"Evil individual," answered the mandarin, "my capture will not help you in your rascally purposes. Is not my present distress sufficient, without any of your unwelcome attentions? Behold my plight! What more can you do to make me miserable?"
"I can take the ruby away from you, for one thing."
A mirthless smile crossed the mandarin's fat face. A chuckle escaped McGlory.
Grattan stared hard at the Chinaman, and then flashed a quick glance at the cowboy.
"What are you thinking of, McGlory?" he demanded.
"I'm thinking that you're fooled again, Grattan," answered McGlory. "You know so much that I wonder you haven't heard that the mandarin has lost the ruby."
"Lost it?" A look of consternation crossed Grattan's face. "I'll never believe that," he went on. "Tsan Ti knows where the Eye of Buddha is, and there are ways to make him tell me."

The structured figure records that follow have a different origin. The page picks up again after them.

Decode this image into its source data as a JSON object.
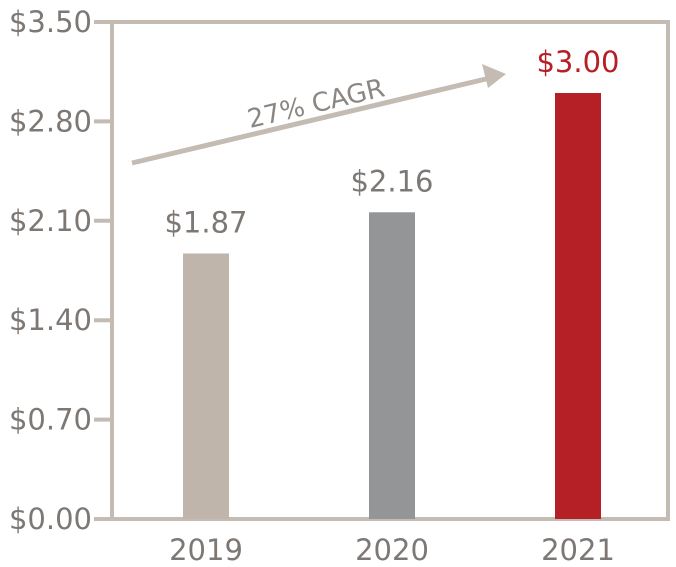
{
  "chart_data": {
    "type": "bar",
    "categories": [
      "2019",
      "2020",
      "2021"
    ],
    "values": [
      1.87,
      2.16,
      3.0
    ],
    "data_labels": [
      "$1.87",
      "$2.16",
      "$3.00"
    ],
    "bar_colors": [
      "#bfb5ab",
      "#939597",
      "#b52026"
    ],
    "label_colors": [
      "#7d7874",
      "#7d7874",
      "#b52026"
    ],
    "ylim": [
      0,
      3.5
    ],
    "yticks": [
      0,
      0.7,
      1.4,
      2.1,
      2.8,
      3.5
    ],
    "ytick_labels": [
      "$0.00",
      "$0.70",
      "$1.40",
      "$2.10",
      "$2.80",
      "$3.50"
    ],
    "title": "",
    "xlabel": "",
    "ylabel": "",
    "annotation": "27% CAGR",
    "grid": false,
    "frame_color": "#c4bbb3",
    "arrow_color": "#c4bbb3"
  }
}
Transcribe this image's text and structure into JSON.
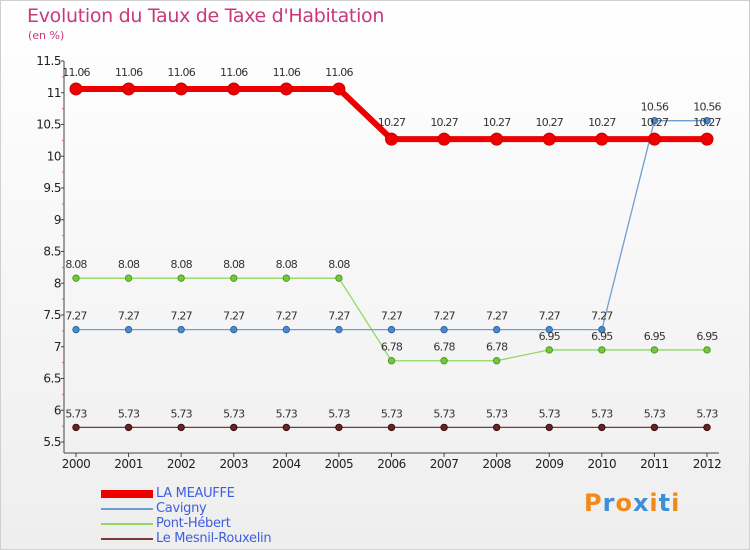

"Ay, ay," flared Bunce, with a fierce look, "we'll make him tell if we have to lash him to a tree and flog the truth out o' him."
"Wretches," said the mandarin, "no matter what your hard thoughts may counsel, or your wicked hands contrive, you cannot make me tell what I do not know."
Grattan would not trust Bunce to search the mandarin, but proceeded about the work himself. Two chopsticks, a silver cigarette box, an ivory case with matches, a bone-handled back scratcher, a handkerchief, a fan, and a yellow cord some three feet long were the results of the search.